PC D’Arblay doesn’t expect to see Chief Inspector Bill Slider show up when he calls in a suspicious crime scene. He had responded to an anonymous phone call saying there was a dead woman at the foot of the stairs in the shabby Dunkirk House. It looked to him, though, as if someone had tried to set a scene to show the woman fell down the stairs. D’Arblay was right.

It doesn’t take the responding officers long to find the woman had been hit in the head, and probably dragged from the kitchen. But, who was this well-dressed woman without a purse? Why was she in Dunkirk House?

Politically, the resources of Slider’s team should have been devoted to Operation Foxglove, a case the department was working on that dealt with underage boys and drug running. But, Slider claims his victim was murdered, and murder trumps drugs. He’s given just a short time to identify the victim and investigate. But, one of the desk sergeants has an interesting story of a death in Dunkirk House, one that wasn’t properly investigated twenty years earlier.

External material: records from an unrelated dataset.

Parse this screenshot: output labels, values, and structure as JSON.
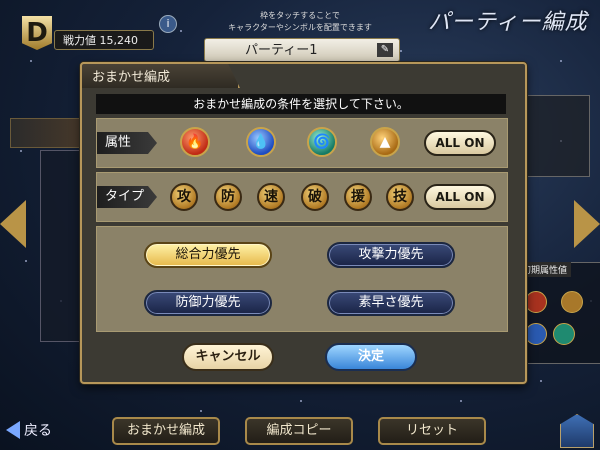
{
  "screen_title": "パーティー編成",
  "header": {
    "rank": "D",
    "power": "戦力値 15,240",
    "info_icon": "i",
    "hint_line1": "枠をタッチすることで",
    "hint_line2": "キャラクターやシンボルを配置できます",
    "party_name": "パーティー1"
  },
  "dialog": {
    "title": "おまかせ編成",
    "instruction": "おまかせ編成の条件を選択して下さい。",
    "attribute": {
      "label": "属性",
      "orbs": [
        {
          "name": "fire",
          "color": "#e0402a"
        },
        {
          "name": "water",
          "color": "#3a7ae8"
        },
        {
          "name": "wind",
          "color": "#2aa890"
        },
        {
          "name": "earth",
          "color": "#d99a2a"
        }
      ],
      "all_on": "ALL ON"
    },
    "type": {
      "label": "タイプ",
      "items": [
        "攻",
        "防",
        "速",
        "破",
        "援",
        "技"
      ],
      "all_on": "ALL ON"
    },
    "priority": {
      "total": "総合力優先",
      "attack": "攻撃力優先",
      "defense": "防御力優先",
      "speed": "素早さ優先",
      "selected": "total"
    },
    "cancel": "キャンセル",
    "confirm": "決定"
  },
  "side_panel": {
    "initial_attr": "初期属性値"
  },
  "bottom": {
    "back": "戻る",
    "auto_form": "おまかせ編成",
    "copy_form": "編成コピー",
    "reset": "リセット"
  },
  "colors": {
    "gold_border": "#b7975a",
    "dialog_bg": "#3c3a33",
    "section_bg": "#8b8268"
  }
}
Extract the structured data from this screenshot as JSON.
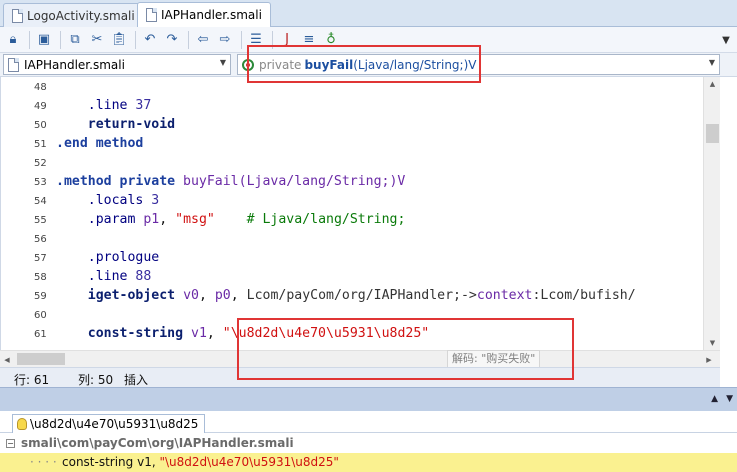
{
  "tabs": [
    {
      "label": "LogoActivity.smali",
      "active": false
    },
    {
      "label": "IAPHandler.smali",
      "active": true
    }
  ],
  "toolbar": {
    "icons": [
      "lock-icon",
      "save-icon",
      "copy-icon",
      "cut-icon",
      "paste-icon",
      "undo-icon",
      "redo-icon",
      "back-icon",
      "forward-icon",
      "format-icon",
      "smali-to-java-icon",
      "list-icon",
      "decompile-icon"
    ],
    "overflow_icon": "chevron-down-icon"
  },
  "nav": {
    "class_combo": "IAPHandler.smali",
    "method_combo": {
      "modifier": "private",
      "name": "buyFail",
      "signature": "(Ljava/lang/String;)V"
    }
  },
  "code_lines": [
    {
      "n": "48",
      "parts": []
    },
    {
      "n": "49",
      "parts": [
        {
          "t": "    "
        },
        {
          "t": ".line",
          "c": "dir"
        },
        {
          "t": " "
        },
        {
          "t": "37",
          "c": "num"
        }
      ]
    },
    {
      "n": "50",
      "parts": [
        {
          "t": "    "
        },
        {
          "t": "return-void",
          "c": "inst"
        }
      ]
    },
    {
      "n": "51",
      "parts": [
        {
          "t": ".end method",
          "c": "kw"
        }
      ]
    },
    {
      "n": "52",
      "parts": []
    },
    {
      "n": "53",
      "parts": [
        {
          "t": ".method private",
          "c": "kw"
        },
        {
          "t": " "
        },
        {
          "t": "buyFail",
          "c": "ident"
        },
        {
          "t": "(Ljava/lang/String;)V",
          "c": "ident"
        }
      ]
    },
    {
      "n": "54",
      "parts": [
        {
          "t": "    "
        },
        {
          "t": ".locals",
          "c": "dir"
        },
        {
          "t": " "
        },
        {
          "t": "3",
          "c": "num"
        }
      ]
    },
    {
      "n": "55",
      "parts": [
        {
          "t": "    "
        },
        {
          "t": ".param",
          "c": "dir"
        },
        {
          "t": " "
        },
        {
          "t": "p1",
          "c": "ident"
        },
        {
          "t": ", "
        },
        {
          "t": "\"msg\"",
          "c": "str"
        },
        {
          "t": "    "
        },
        {
          "t": "# Ljava/lang/String;",
          "c": "cmt"
        }
      ]
    },
    {
      "n": "56",
      "parts": []
    },
    {
      "n": "57",
      "parts": [
        {
          "t": "    "
        },
        {
          "t": ".prologue",
          "c": "dir"
        }
      ]
    },
    {
      "n": "58",
      "parts": [
        {
          "t": "    "
        },
        {
          "t": ".line",
          "c": "dir"
        },
        {
          "t": " "
        },
        {
          "t": "88",
          "c": "num"
        }
      ]
    },
    {
      "n": "59",
      "parts": [
        {
          "t": "    "
        },
        {
          "t": "iget-object",
          "c": "inst"
        },
        {
          "t": " "
        },
        {
          "t": "v0",
          "c": "ident"
        },
        {
          "t": ", "
        },
        {
          "t": "p0",
          "c": "ident"
        },
        {
          "t": ", "
        },
        {
          "t": "Lcom/payCom/org/IAPHandler;->",
          "c": "cls"
        },
        {
          "t": "context",
          "c": "ident"
        },
        {
          "t": ":Lcom/bufish/",
          "c": "cls"
        }
      ]
    },
    {
      "n": "60",
      "parts": []
    },
    {
      "n": "61",
      "parts": [
        {
          "t": "    "
        },
        {
          "t": "const-string",
          "c": "inst"
        },
        {
          "t": " "
        },
        {
          "t": "v1",
          "c": "ident"
        },
        {
          "t": ", "
        },
        {
          "t": "\"\\u8d2d\\u4e70\\u5931\\u8d25\"",
          "c": "str"
        }
      ]
    }
  ],
  "tooltip": "解码: \"购买失败\"",
  "status": {
    "row": "行: 61",
    "col": "列: 50",
    "mode": "插入"
  },
  "search": {
    "tab_label": "\\u8d2d\\u4e70\\u5931\\u8d25",
    "file": "smali\\com\\payCom\\org\\IAPHandler.smali",
    "result_prefix": "const-string v1, ",
    "result_string": "\"\\u8d2d\\u4e70\\u5931\\u8d25\""
  },
  "colors": {
    "highlight_box": "#e03535",
    "result_bg": "#faf190",
    "string": "#d01010",
    "comment": "#0a7a0a"
  }
}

It seems the victim has changed her name. Her brother is missing. And, her father claims he hasn’t seen her in twenty years. To complicate the case, a number of people involved in this case have changed their names over the years. Dunkirk House has its share of secrets, and it’s up to Slider’s team to reveal them and find a killer.

While I love a good police procedural, it’s Harrod-Eagles sly humor and fun chapter headings that are so entertaining. There are sentences such as, “Paxman was a mighty man, six foot two and built by the same firm that did Stonehenge.” Can’t you just picture him? Slider and his second-in-command, Jim Atherton, have a relationship based on friendship, trust, and humor, and their conversations are delightful. Chapter headings relate directly to the chapters, but have to be read; “The Fault Is in Our Stairs”, “Jason the Argue-Not”, “You Can’t Have Your Kate and Edith Too.”

As I’ve said before, police procedurals are more engaging when the reader gets to know the characters personally. In the course of this series, Bill Slider has divorced, remarried, and had two more children. His relationship with his wife is always evolving. It adds to the enjoyment of the series. Slider has also evolved over the course of the series, and you can see his change in attitude toward a bag lady and other street people. You can also observe his careful treatment of a man with mental health issues.

Harrod-Eagles builds up the suspense in Dying Fall, until there are dramatic details revealed. However, she also contrasts Slider’s family life with other situations, the victim’s, Atherton’s, and others. It’s obvious how much Slider cares for the people involved in his life and his cases. That’s what makes police procedurals most appealing to me.

Cynthia Harrod-Eagles’ website is https://www.cynthiaharrodeagles.com/

Dying Fall by Cynthia Harrod-Eagles. Severn House. 2022. ISBN 9780727850188 (hardcover), 256p.


FTC Full Disclosure – I read a galley to review for a journal.